Bill: I don't understand this paragraph.  Alan had suggested that a common
failure mode is that the E runtime continues to operate correctly and to
deliver unforgeable proven-fresh keepalives, but that the E code running on top
of it has either gotten hung or has forgotten that it was supposed to respond.
In that case, the "keepalives impatience policy" will not raise an alarm, but
the desired response will never come.  This is how the keepalives policy can
falsely predict a response which never comes, and normal "connection breaking"
exceptions are how the keepalives policy can falsely predict failure.

> How much of the problems in Mojo Nation were due to "too short" timeouts?

It is an interesting question.  Almost everything that Mojo Nation does can be
done with some subset of the available counterparties, so if you need a response
from K different counterparties, and you have sent queries to K of them, and
then you get K-1 responses back, and then time passes, is it better to keep
waiting in case the Kth response arrives, or to send a query to a new, K+1th
counterparty?  If you do the former, you are waiting.  If you do the latter, you
may end up congesting your own connection with unnecessary extra queries and

One important step forward was to separate the question of "when do we initiate
a replacement operation?" from "when do we decide not to process the
response?".  In other words, there is no need to ignore response K, should it
arrive, just because we have already sent out query K+1.

Now originally we unified launching a replacement operation with "from now on we
will ignore this response, should it ever arrive".  That is because we were
instinctively thinking that by "closing" the Kth "connection", we could prevent
the Kth response from arriving and thus conserve resources.  But as a matter of
fact, we can't prevent the Kth response from arriving, we can only choose to
drop it on the floor after we have read the whole thing in over the wire, and
decrypted and verified it.  This is because our messages can transport over
"relay servers" as well as over TCP, (and perhaps in the future over HTTP, UDP,
etc.), and the relay servers do not offer any "connection management" features,
they just offer simple store-and-forward of messages.

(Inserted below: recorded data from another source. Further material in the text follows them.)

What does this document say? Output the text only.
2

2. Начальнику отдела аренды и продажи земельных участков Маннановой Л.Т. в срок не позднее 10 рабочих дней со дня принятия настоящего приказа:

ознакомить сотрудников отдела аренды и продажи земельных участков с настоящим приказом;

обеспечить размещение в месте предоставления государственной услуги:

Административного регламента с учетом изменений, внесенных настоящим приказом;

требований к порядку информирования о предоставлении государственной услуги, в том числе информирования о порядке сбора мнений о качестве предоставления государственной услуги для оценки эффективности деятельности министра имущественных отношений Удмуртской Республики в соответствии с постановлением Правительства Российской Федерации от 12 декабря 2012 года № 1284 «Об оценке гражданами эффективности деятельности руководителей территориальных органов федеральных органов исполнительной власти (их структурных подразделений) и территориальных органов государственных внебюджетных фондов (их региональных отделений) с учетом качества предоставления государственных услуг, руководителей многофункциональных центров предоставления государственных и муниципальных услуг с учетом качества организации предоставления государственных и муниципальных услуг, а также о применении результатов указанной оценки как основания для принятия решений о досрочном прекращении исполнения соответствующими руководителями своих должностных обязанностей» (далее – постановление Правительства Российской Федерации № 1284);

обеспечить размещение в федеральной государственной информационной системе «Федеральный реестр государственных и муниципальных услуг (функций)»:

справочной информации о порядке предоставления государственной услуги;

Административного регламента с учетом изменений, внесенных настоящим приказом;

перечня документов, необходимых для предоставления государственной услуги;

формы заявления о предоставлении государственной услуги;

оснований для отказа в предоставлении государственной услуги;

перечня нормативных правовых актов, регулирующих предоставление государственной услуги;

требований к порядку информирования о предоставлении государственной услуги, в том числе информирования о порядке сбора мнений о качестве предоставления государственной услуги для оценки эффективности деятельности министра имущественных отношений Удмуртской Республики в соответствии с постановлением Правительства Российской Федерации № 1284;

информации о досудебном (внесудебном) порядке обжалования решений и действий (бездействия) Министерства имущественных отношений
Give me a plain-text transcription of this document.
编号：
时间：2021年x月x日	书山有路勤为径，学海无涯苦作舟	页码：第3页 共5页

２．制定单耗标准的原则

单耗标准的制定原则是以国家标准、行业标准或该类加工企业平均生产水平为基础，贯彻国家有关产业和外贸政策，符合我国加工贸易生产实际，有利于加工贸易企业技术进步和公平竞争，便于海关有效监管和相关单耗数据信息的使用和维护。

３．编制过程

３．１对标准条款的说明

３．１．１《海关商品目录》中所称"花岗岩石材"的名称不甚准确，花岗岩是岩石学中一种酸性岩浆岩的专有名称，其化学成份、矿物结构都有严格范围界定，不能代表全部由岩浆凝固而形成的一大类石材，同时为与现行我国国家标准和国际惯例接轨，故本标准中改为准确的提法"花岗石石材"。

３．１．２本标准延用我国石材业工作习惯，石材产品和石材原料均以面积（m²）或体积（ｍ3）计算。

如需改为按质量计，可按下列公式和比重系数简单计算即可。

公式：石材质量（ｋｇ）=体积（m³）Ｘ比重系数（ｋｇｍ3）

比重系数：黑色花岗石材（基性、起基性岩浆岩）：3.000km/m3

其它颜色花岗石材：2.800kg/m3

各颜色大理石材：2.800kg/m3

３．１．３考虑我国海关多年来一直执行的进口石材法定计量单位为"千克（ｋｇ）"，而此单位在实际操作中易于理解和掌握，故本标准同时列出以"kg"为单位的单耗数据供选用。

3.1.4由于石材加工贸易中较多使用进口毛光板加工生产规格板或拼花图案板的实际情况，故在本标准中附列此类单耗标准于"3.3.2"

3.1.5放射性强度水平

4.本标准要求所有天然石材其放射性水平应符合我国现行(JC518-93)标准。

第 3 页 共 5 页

Anyway, you asked how much of the problems in Mojo Nation were due to "too
short" timeouts, and my answer is that the problem was that timeouts triggered
two separate things, so they were always either too short or too long.  Now that
we launch replacement operations separately from "refuse to ever process this
response, should it arrive", I want the former to happen at a time dynamically
chosen to be 97% sure that it would have arrived before now if it were coming
and I want the latter to be "Whenever we need to reclaim some memory
resources.".  So the current hard-coded "60 seconds" timeout is currently too
long for the former and too short for the latter.